Leaving Neverland interviews family members of Robson and Safechuck as well, and in the second half their contributions really hammer home the longlasting effects of this level of abuse. Not only that, but the inclusion of Robson and Safechuck’s respective mothers goes a long way to answering the increasingly troll-y question of “you let your kid sleep in the same bed as Michael Jackson?? How?!?” It’s a question asked as though there were another similar case to compare it to. As though there were a second time the most famous man in the world, who also happens to have the mind and mannerisms of a child, wanted to become friends with your child. To say this was an unprecedented scenario would be an understatement and the narrative presented by both the Robson and Safechuck families proceeds with a kind of grim, understandable logic.

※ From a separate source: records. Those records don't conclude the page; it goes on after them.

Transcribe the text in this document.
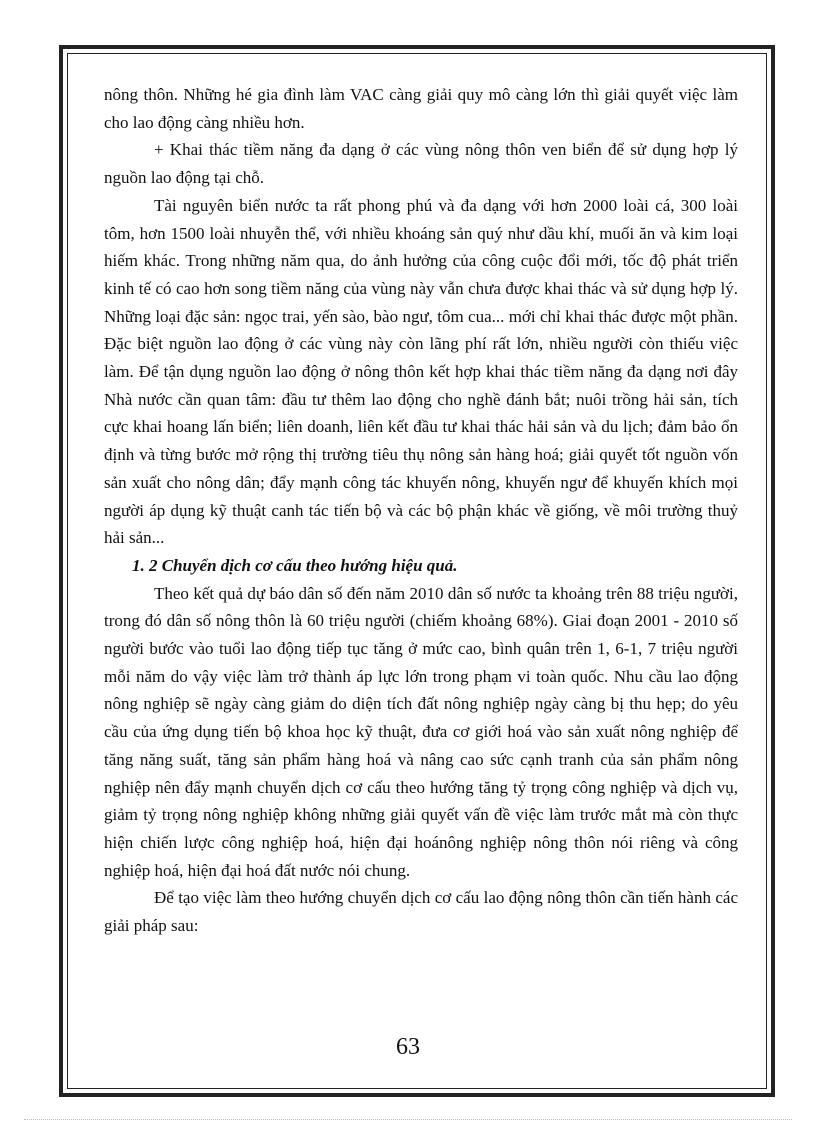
nông thôn. Những hé gia đình làm VAC càng giải quy mô càng lớn thì giải quyết việc làm cho lao động càng nhiều hơn.

+ Khai thác tiềm năng đa dạng ở các vùng nông thôn ven biển để sử dụng hợp lý nguồn lao động tại chỗ.

Tài nguyên biển nước ta rất phong phú và đa dạng với hơn 2000 loài cá, 300 loài tôm, hơn 1500 loài nhuyễn thể, với nhiều khoáng sản quý như dầu khí, muối ăn và kim loại hiếm khác. Trong những năm qua, do ảnh hưởng của công cuộc đổi mới, tốc độ phát triển kinh tế có cao hơn song tiềm năng của vùng này vẫn chưa được khai thác và sử dụng hợp lý. Những loại đặc sản: ngọc trai, yến sào, bào ngư, tôm cua... mới chỉ khai thác được một phần. Đặc biệt nguồn lao động ở các vùng này còn lãng phí rất lớn, nhiều người còn thiếu việc làm. Để tận dụng nguồn lao động ở nông thôn kết hợp khai thác tiềm năng đa dạng nơi đây Nhà nước cần quan tâm: đầu tư thêm lao động cho nghề đánh bắt; nuôi trồng hải sản, tích cực khai hoang lấn biển; liên doanh, liên kết đầu tư khai thác hải sản và du lịch; đảm bảo ổn định và từng bước mở rộng thị trường tiêu thụ nông sản hàng hoá; giải quyết tốt nguồn vốn sản xuất cho nông dân; đẩy mạnh công tác khuyến nông, khuyến ngư để khuyến khích mọi người áp dụng kỹ thuật canh tác tiến bộ và các bộ phận khác về giống, về môi trường thuỷ hải sản...

1. 2 Chuyển dịch cơ cấu theo hướng hiệu quả.

Theo kết quả dự báo dân số đến năm 2010 dân số nước ta khoảng trên 88 triệu người, trong đó dân số nông thôn là 60 triệu người (chiếm khoảng 68%). Giai đoạn 2001 - 2010 số người bước vào tuổi lao động tiếp tục tăng ở mức cao, bình quân trên 1, 6-1, 7 triệu người mỗi năm do vậy việc làm trở thành áp lực lớn trong phạm vi toàn quốc. Nhu cầu lao động nông nghiệp sẽ ngày càng giảm do diện tích đất nông nghiệp ngày càng bị thu hẹp; do yêu cầu của ứng dụng tiến bộ khoa học kỹ thuật, đưa cơ giới hoá vào sản xuất nông nghiệp để tăng năng suất, tăng sản phẩm hàng hoá và nâng cao sức cạnh tranh của sản phẩm nông nghiệp nên đẩy mạnh chuyển dịch cơ cấu theo hướng tăng tỷ trọng công nghiệp và dịch vụ, giảm tỷ trọng nông nghiệp không những giải quyết vấn đề việc làm trước mắt mà còn thực hiện chiến lược công nghiệp hoá, hiện đại hoánông nghiệp nông thôn nói riêng và công nghiệp hoá, hiện đại hoá đất nước nói chung.

Để tạo việc làm theo hướng chuyển dịch cơ cấu lao động nông thôn cần tiến hành các giải pháp sau:

63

That’s not to say from the outside looking in that any of this looks normal. Among Leaving Neverland’s tertiary evidence and uncomfortable imagery is a series of paparazzi photos of Jackson walking around hand-in-hand with his young companions, looking disturbingly like the candid photos of we often see of celebrities holding hands with their significant others. Should Michael Jackson really have been a predator, as these two men now believably claim, we all bare some responsibility for watching it happen.
Therein lies the rub though: Leaving Neverland can’t definitively lay claim to THE truth about the Michael Jackson’s sexual assault and child rape allegations. Likely no documentary ever will be able to do so. Leaving Neverland, however, wisely sets its eye a little lower than absolute objective truth. It presents James Safechuck and Wade Robson’s respective truths and it does so sensitively, fairly, and believably enough that it seems that theirs may be the best truth we ever get.